Ernst von Wolzogen’in 1901’de kurduğu Überbrettl ile Fransız kabare ruhunu Almanya’ya yerleştirme denemesi başarısızlığa uğramışken Münih’te On Bir Cellat (die Elfschafrichter) kabaresinin açılışı bu açıdan son derece önemli olmuştur.

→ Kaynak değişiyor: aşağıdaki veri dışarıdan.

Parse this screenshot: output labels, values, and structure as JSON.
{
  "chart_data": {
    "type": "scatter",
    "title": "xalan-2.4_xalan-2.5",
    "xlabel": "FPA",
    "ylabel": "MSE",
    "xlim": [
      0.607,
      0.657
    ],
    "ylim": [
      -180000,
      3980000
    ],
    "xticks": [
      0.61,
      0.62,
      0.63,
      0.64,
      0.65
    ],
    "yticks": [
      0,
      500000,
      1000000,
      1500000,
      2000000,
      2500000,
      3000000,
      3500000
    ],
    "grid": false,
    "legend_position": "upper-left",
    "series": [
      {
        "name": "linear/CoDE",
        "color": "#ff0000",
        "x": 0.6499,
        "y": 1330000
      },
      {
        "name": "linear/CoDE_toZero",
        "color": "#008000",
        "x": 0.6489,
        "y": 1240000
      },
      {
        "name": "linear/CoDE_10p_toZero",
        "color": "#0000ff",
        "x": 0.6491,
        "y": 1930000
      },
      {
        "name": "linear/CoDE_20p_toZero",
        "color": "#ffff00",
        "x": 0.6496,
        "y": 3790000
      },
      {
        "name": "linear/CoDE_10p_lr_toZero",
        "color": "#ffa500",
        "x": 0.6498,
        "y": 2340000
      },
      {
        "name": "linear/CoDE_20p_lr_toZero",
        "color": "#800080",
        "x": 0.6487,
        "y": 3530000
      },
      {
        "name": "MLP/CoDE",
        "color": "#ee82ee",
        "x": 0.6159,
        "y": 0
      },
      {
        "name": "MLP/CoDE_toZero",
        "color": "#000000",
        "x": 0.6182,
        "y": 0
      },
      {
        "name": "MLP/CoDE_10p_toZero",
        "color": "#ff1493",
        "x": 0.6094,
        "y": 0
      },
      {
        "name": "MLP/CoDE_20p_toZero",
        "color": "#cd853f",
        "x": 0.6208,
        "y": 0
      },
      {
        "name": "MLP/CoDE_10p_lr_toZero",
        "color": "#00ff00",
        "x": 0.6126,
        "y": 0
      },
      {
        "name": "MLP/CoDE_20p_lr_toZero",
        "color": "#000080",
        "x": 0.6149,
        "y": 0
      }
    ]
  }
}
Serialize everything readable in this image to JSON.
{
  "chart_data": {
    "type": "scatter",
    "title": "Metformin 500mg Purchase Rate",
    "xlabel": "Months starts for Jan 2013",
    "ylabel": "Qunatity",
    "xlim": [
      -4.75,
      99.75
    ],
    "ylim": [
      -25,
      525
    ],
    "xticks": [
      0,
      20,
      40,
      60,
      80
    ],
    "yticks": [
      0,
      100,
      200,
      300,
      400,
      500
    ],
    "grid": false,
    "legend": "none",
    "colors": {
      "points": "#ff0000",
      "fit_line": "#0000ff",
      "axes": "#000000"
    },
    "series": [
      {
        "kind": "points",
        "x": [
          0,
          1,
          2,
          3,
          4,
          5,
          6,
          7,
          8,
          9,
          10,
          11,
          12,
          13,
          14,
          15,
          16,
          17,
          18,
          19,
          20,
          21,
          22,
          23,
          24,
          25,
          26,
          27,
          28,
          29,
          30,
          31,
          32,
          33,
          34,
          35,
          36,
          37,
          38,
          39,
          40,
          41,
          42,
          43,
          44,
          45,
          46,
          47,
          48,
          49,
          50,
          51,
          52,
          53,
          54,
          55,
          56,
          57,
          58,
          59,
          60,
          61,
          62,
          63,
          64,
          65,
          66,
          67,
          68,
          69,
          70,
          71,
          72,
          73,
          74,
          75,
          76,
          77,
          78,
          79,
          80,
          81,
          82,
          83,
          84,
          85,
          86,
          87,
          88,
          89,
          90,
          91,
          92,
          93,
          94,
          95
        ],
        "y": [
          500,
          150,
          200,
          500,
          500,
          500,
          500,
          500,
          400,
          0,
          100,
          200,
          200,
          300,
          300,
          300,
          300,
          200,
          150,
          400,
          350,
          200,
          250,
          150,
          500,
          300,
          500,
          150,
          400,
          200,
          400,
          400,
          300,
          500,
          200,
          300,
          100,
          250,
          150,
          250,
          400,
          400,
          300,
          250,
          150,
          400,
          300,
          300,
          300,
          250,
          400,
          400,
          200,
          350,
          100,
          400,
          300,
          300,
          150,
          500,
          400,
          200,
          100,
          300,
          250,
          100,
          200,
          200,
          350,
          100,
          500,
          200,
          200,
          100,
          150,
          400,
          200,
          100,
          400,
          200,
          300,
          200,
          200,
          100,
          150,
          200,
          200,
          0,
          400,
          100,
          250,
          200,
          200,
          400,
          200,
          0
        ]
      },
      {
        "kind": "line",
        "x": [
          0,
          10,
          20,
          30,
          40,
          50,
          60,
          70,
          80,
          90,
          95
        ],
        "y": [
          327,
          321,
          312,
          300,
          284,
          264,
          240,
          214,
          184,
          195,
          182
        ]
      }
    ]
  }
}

Krallığın ikinci büyük şehri olan Münih aynı zamanda en liberal kentti ve sanatsal bohemi Berlin burjuvazisinin ciddiyetinden alabildiğine uzaktı. Nispeten sınırlı bir mekânda, Paris’tekine benzer biçimde muazzam bir yazar, şair ve ressam yoğunlaşması mevcuttu. Burjuvazi tarafından küçümsenen bu bohemi Münih’in entelektüel gettosu Schwabing’de bulmak mümkündü; aynı sanatsal muhalefet iradesiyle ve burjuva ahlakının harabeleri üzerine inşa edilebilecek farklı yaşam biçimlerinin ve yeni bir dünyanın hayali etrafında biraraya gelmişlerdi. Böylece hicivle, mizahla, alayla temsilcilerinin burjuvaları gülünç duruma düşürdüğü geniş bir hareket imkânından istifade eden hakiki bir sanatsal muhalefet oluşmuştu.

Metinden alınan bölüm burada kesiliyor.